At what point are you allowed to call yourself a musician?
It sounds like a simple question. But for a lot of independent artists, it isn’t. Because there’s often a gap between making music and feeling like you have the right to say:
“I’m a musician.”
And I’ve realised over the years that much of that gap has very little to do with the music itself.
The Strange Need for Permission
I’ve written songs. Released albums. Recorded music over many years. Played live. Had over 2 million Spotify streams. And yet, for a long time, I still felt hesitant describing myself as a musician.
Not because I wasn’t making music. But because somewhere along the way, we absorb the idea that being a “real musician” requires external validation.
You need:
- a full-time income from music
- large audiences
- industry recognition
- visible success
- legitimacy granted by other people
Without those things, it can feel like you’re only pretending. Like music is something you do — not something you are.
The “Proper Musician” Myth
I think a lot of musicians quietly carry this feeling. Especially independent artists balancing music around work, family and everyday life.
You can spend years creating, recording and releasing music while still internally describing yourself as:
- “someone who makes music”
- “a hobbyist”
- “part-time”
- “not a real musician”
As though there’s some invisible threshold you haven’t crossed yet. But the strange thing is this: That threshold keeps moving.
When Vinyl Changed Perception
One of the clearest examples of this for me came recently with the vinyl release of Present Tense. The album itself originally came out in 2021. The songs didn’t change. The work behind it didn’t change.
But the reaction to the vinyl release was completely different. Suddenly, people responded as though something had shifted dramatically.
It felt like I’d gone from:
“someone making music”
to:
“a proper musician.”
And all that had really changed was the format. That experience made me realise how much legitimacy is tied to perception rather than the actual work itself. Streaming made the music accessible. Vinyl made it feel real to people.
The Problem With External Definitions
The danger in relying on external validation is that it never fully settles the question.
Because there’s always another benchmark:
- more listeners
- more income
- bigger venues
- more recognition
And if your identity depends on reaching those milestones, you spend your creative life waiting to feel legitimate. Waiting to finally feel like you’ve earned the title. But creativity doesn’t really work like that.
Quiet Creativity Still Counts
Most musicians exist in a quieter reality. Small audiences. Modest releases. Music made around everything else life requires.
And yet the emotional investment is real. The time is real. The work is real. The creativity is real. You don’t spend years writing songs, recording albums and continuing despite uncertainty unless music genuinely matters to you. That matters more than whether the world formally recognises it.
The Identity Gap
I think part of the struggle comes from the fact that independent music-making often happens privately. You’re recording in small rooms. Writing late at night. Releasing songs online into a huge digital space where visibility is difficult to measure meaningfully.

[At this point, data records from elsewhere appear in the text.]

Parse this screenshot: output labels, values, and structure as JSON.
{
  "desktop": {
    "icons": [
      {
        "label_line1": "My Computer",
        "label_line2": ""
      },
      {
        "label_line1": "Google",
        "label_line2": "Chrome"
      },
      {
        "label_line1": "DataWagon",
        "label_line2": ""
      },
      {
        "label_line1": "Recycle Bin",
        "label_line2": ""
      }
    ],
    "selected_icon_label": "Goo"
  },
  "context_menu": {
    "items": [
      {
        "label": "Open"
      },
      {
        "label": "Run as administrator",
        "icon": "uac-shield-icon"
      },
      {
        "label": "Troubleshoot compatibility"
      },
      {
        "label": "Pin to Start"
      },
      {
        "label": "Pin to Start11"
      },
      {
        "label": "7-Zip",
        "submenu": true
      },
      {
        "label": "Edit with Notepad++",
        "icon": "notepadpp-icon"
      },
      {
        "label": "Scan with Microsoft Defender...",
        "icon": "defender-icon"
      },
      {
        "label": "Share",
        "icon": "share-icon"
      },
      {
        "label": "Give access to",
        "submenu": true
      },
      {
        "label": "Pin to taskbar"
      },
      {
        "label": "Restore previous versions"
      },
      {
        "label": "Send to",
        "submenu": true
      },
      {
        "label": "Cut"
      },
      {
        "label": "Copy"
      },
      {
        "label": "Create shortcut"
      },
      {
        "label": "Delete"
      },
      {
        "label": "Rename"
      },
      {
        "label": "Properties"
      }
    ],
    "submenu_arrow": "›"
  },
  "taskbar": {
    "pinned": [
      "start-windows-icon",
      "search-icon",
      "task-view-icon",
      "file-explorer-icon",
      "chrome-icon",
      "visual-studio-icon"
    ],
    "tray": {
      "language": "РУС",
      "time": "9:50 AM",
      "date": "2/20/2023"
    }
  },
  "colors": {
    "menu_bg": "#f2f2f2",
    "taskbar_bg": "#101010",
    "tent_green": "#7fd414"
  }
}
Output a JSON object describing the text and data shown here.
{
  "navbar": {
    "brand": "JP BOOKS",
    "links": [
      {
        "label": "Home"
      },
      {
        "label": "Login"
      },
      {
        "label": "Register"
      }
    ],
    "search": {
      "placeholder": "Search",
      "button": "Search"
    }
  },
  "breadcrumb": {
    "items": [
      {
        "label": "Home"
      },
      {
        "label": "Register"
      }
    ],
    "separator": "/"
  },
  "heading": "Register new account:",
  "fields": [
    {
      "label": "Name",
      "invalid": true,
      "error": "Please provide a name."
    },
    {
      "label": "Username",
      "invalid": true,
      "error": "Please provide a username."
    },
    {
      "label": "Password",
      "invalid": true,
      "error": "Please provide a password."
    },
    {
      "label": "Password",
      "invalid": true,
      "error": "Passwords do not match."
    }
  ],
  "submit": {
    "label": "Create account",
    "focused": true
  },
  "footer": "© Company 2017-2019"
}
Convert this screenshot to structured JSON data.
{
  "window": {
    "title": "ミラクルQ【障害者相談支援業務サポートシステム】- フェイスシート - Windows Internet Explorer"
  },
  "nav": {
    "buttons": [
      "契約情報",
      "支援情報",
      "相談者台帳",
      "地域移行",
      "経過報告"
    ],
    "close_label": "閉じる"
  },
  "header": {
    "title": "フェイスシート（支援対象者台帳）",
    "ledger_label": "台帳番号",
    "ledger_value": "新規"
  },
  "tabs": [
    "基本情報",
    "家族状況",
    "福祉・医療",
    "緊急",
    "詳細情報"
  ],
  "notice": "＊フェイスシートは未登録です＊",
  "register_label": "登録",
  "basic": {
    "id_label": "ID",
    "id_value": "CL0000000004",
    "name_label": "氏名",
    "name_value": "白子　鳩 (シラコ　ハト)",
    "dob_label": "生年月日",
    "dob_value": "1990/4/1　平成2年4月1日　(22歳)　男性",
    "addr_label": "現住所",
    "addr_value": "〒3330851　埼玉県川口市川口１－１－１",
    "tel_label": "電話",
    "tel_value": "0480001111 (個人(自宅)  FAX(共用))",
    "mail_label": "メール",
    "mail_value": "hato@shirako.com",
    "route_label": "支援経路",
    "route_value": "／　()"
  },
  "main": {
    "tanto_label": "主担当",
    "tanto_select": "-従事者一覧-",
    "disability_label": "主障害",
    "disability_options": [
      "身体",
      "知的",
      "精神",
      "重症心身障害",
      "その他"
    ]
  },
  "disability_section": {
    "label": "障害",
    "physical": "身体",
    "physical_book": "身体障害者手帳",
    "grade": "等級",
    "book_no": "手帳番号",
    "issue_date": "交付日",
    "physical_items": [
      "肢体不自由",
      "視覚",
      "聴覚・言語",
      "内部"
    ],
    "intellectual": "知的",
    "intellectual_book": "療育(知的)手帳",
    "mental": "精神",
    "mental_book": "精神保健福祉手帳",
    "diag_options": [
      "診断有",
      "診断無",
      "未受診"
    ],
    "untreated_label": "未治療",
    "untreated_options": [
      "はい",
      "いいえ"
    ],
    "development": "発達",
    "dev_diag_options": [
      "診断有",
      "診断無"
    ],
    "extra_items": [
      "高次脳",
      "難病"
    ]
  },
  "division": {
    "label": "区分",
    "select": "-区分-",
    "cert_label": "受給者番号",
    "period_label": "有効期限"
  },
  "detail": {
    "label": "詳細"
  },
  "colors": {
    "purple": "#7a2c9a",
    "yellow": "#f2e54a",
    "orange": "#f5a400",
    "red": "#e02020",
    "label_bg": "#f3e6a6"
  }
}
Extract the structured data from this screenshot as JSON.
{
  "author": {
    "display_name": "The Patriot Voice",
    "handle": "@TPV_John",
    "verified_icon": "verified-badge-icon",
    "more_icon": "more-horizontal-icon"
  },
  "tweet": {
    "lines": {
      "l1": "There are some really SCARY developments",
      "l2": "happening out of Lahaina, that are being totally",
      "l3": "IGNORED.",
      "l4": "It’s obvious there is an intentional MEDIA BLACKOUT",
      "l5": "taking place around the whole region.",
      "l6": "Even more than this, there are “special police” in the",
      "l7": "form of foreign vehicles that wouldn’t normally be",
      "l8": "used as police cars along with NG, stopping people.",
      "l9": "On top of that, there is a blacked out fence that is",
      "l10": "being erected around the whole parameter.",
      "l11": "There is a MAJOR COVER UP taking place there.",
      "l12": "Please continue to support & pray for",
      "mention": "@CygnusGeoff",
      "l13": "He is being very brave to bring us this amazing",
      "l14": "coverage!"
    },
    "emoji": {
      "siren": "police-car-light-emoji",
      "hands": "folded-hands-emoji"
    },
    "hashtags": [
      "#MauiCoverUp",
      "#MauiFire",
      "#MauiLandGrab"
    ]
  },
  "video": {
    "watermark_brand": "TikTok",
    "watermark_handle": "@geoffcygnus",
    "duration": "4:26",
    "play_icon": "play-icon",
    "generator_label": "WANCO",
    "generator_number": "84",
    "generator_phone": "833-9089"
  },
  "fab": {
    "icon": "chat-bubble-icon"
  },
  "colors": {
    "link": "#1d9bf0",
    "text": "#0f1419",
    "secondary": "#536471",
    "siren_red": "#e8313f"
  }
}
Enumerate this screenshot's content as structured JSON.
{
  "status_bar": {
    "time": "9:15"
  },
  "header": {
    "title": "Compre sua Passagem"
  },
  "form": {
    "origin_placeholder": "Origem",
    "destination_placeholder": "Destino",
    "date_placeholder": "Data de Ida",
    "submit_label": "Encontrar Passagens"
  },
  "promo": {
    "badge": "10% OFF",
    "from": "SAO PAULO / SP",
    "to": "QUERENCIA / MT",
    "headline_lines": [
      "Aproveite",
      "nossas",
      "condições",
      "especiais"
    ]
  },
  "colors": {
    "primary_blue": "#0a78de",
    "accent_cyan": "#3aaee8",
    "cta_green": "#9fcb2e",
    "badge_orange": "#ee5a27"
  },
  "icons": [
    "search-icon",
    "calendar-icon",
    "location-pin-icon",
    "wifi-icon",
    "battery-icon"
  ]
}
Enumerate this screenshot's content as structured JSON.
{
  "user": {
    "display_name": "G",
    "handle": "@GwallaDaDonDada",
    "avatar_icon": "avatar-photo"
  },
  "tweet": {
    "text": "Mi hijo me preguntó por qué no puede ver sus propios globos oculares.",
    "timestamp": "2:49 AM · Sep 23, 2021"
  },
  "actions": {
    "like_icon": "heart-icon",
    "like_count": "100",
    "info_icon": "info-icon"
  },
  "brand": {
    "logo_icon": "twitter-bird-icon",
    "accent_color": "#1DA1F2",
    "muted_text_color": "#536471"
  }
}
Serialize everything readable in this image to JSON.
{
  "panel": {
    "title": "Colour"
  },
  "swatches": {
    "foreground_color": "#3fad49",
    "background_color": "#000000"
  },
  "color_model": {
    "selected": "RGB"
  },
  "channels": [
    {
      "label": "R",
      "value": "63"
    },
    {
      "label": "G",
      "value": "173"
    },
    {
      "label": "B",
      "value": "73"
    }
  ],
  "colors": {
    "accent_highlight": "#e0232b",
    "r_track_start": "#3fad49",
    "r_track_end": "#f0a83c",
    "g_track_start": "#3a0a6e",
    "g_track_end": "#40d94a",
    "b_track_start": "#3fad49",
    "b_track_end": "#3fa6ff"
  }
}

From the outside, it can appear almost invisible. And when something feels invisible, it becomes harder to see it as legitimate. That’s why moments like live performances or physical releases can feel so important. They make the work tangible.
The Difference Between Making Music and Being Seen
One thing I’ve noticed is that the feeling of being a musician often arrives not when you make music — but when other people see you as one.
That can happen:
- after a live performance
- after releasing a physical album
- after external recognition
- after being introduced publicly as an artist
It’s less about the work itself and more about social acknowledgement. But that creates a strange contradiction: You can already be a musician long before you feel like one.
The Reality Most Musicians Live In
The truth is that very few musicians reach the level society tends to associate with musical legitimacy.
Most will never:
- make a full-time living from music
- tour professionally
- gain large audiences
- achieve mainstream recognition
But that doesn’t invalidate the music they create. If anything, it highlights how much genuine creativity exists outside commercial success.
Why I’m Thinking Differently About It Now
Over time, I’ve started trying to separate identity from outcome. Because if you only allow yourself to feel like a musician after reaching certain levels of success, you’re handing ownership of your identity to external factors you can’t fully control.
The reality is simpler than that. If music consistently pulls you back… If you keep writing songs…
If you continue creating despite uncertainty… Then music is clearly part of who you are. Whether it’s commercially successful or not.
The Importance of Owning It
I think there’s something important about independent artists allowing themselves to own the identity. Not arrogantly. Not performatively. Just honestly.
Because constantly minimising your own creativity changes the way you relate to it. You start treating the work as less significant than it really is.
In the End
Maybe the real question isn’t:
“Have I earned the right to call myself a musician?”
Maybe it’s:
“Why do I think I need permission in the first place?”
Because the music exists regardless. The songs are real. The work is real. The years spent creating are real.